When the detainer form shows on its face that there is a court order being enforced, any state agency should honor it, sanctuary city or not. San Francisco has been trying to say to anybody who will listen that, given the record Juan Francisco Lopez Sanchez had racked up of at least seven felony convictions and five deportations, getting a judge’s order to hold him should have been a piece of cake.

Police seldom want to involve judges in decisions because judges are trained to demand something more than a hunch and at least some judges will not countenance a general rule of discrimination against brown people who speak Spanish.

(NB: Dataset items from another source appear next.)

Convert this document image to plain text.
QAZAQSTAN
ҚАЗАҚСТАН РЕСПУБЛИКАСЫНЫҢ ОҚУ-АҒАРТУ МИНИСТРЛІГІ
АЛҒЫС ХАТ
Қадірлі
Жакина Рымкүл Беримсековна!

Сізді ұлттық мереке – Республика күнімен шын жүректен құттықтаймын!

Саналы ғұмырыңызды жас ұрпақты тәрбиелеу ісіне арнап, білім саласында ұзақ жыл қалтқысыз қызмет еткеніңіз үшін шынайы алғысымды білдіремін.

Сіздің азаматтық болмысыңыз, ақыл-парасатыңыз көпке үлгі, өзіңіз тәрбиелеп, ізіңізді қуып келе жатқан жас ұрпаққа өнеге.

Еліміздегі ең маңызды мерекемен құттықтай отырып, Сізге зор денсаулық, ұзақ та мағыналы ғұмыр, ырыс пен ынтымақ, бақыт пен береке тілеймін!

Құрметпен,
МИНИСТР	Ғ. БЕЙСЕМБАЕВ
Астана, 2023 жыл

The shooting of Kathryn Steinle in San Francisco is a tragedy regardless of whether Juan Sanchez killed her accidentally (as he claims) or on purpose. In lawyer-speak, an event may have many proximate causes, causes of a foreseeable evil that would not otherwise happen.

The San Francisco sanctuary city policy, at least as implemented, was a proximate cause of Kathryn Steinle’s death. It was foreseeable because Homeland Security prioritizes criminals for deportation and those criminals that don’t get held will probably commit crimes.

But Kathryn Steinle was also killed, if San Francisco is telling the truth about the nature of the ICE detainer, because the ICE officers could not be bothered to seek a judge’s lawful order.

One narrative makes this about the danger to us all from undocumented persons committing violent crimes, when undocumented persons in fact have much lower violent crime rates than U.S. citizens. When The Donald Trump started this crime scare, Politifact rated his remarks “Mostly False.” Personally, I’d go with “Pants on Fire.”

The narrative that ought to concern us is about danger to us all from the practice of locking people up based on nothing but the say-so of a law enforcement officer. That narrative is true in most of the country and affects everybody.

If ICE actually had a warrant, then shame on San Francisco, but every ICE detainer not backed up by a judge’s order needs to be put on ice and left there. In the quaint words of the Fourth Amendment:

The right of the people to be secure in their persons … against unreasonable … seizures, shall not be violated, and no Warrants shall issue, but upon probable cause, supported by Oath or affirmation, and particularly describing the … persons … to be seized.

Steve Russell, Cherokee Nation of Oklahoma, is a Texas trial court judge by assignment and associate professor emeritus of criminal justice at Indiana University-Bloomington. He lives in Georgetown, Texas.